La cerise sur le gâteau folklorique ne l’est pas seulement, folklorique, et la fureur d’Obama n’est pas feinte. Le Secret Service est la garde rapprochée du président, unité de renseignement et de police de protection d’élite par excellence ; experte en protection du président, habile en toutes choses et notamment à dissimuler et à camoufler les affaire de cul de divers présidents passés, – et que voilà prise, elle-même, désormais, dans ses propres et sordides affaires de cul. Symboliquement autant que très concrètement, c’est une affaire significative de la décadence de la puissance américaniste, de la qualité supposée de cette puissance, et sa perdition dans la corruption généralisée, autant vénale et de mœurs que psychologique, avec les liens inextricables avec l’argent du corporate power, la privatisation des forces et services de sécurité nationale, les trafics et en tous genres, l’affaiblissement continu du sens du devoir et du service, etc. Le sommet a bien été également marqué par ce signe puissant de la décadence accélérée, vertigineuse, de l’Empire.

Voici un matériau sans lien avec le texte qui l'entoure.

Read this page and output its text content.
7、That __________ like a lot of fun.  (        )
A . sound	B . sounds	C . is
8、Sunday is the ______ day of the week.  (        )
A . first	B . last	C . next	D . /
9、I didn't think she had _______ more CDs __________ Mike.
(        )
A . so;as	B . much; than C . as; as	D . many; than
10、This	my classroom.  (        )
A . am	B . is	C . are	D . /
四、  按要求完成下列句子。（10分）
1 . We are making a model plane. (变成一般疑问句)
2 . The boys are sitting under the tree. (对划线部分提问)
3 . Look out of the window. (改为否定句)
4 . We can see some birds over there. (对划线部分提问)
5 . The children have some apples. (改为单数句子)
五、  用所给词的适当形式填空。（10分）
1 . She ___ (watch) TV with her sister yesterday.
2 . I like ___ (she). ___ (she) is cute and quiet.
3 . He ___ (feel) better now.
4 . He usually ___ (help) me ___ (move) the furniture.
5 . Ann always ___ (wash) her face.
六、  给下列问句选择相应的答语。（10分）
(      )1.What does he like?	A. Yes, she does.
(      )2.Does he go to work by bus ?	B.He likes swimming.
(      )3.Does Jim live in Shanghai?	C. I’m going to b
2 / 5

Tout le monde, à Carthagène, savait également que l’absurde position des USA sur Cuba, outre les calculs électoraux d’un Obama qui semble réserver sa brillante intelligence à la gestion de son arrière-cuisine électorale, est le reflet d’une complète paralysie du pouvoir à Washington. Il s’agit de la paralysie devant les supposés groupes de pression, devant la dialectique robotisée des factions radicales ; mais aussi, la paralysie bureaucratique, qui fait que, même si Obama décidait la levée de toutes les restrictions à l’encontre de Cuba, il se heurterait à une machine bureaucratique qui rendrait quasiment inapplicable sa décision. Le géant est paralysé, ligoté et sans aucune énergie, et il est, dans cette position sans espoir de changement, en cours de dissolution accélérée… Tout le charme indéniable d’Obama, son intelligence vive, etc., ne peuvent strictement rien contre cela ; au contraire, ces vertus mettent en évidence, par contraste, la terrible pression de ces problèmes.

Adam Isacson, du Washington Office on Latin America, disait à AP : «The label 'Americas' doesn't seem to mean that much anymore unless you're a cartographer…» Effectivement, certains ont senti qu’à Carthagène se tenait sans doute le dernier “Sommet des Amériques”, et certainement le dernier sommet où les USA ont pu encore prétendre être leur primus inter pares, – pour se voir signifié, à la fin de la réunion, lorsqu’on décida qu’il n’y aurait pas de communiqué commun, qu’ils ne l’étaient plus.

…Encore une marche descendu sur la pente de l’effondrement. “L’ai-je bien descend ?”, aurait pu se demander Obama, pris d’un soudain accès d’inquiétude ; mais non, il songeait à sa réélection, lui.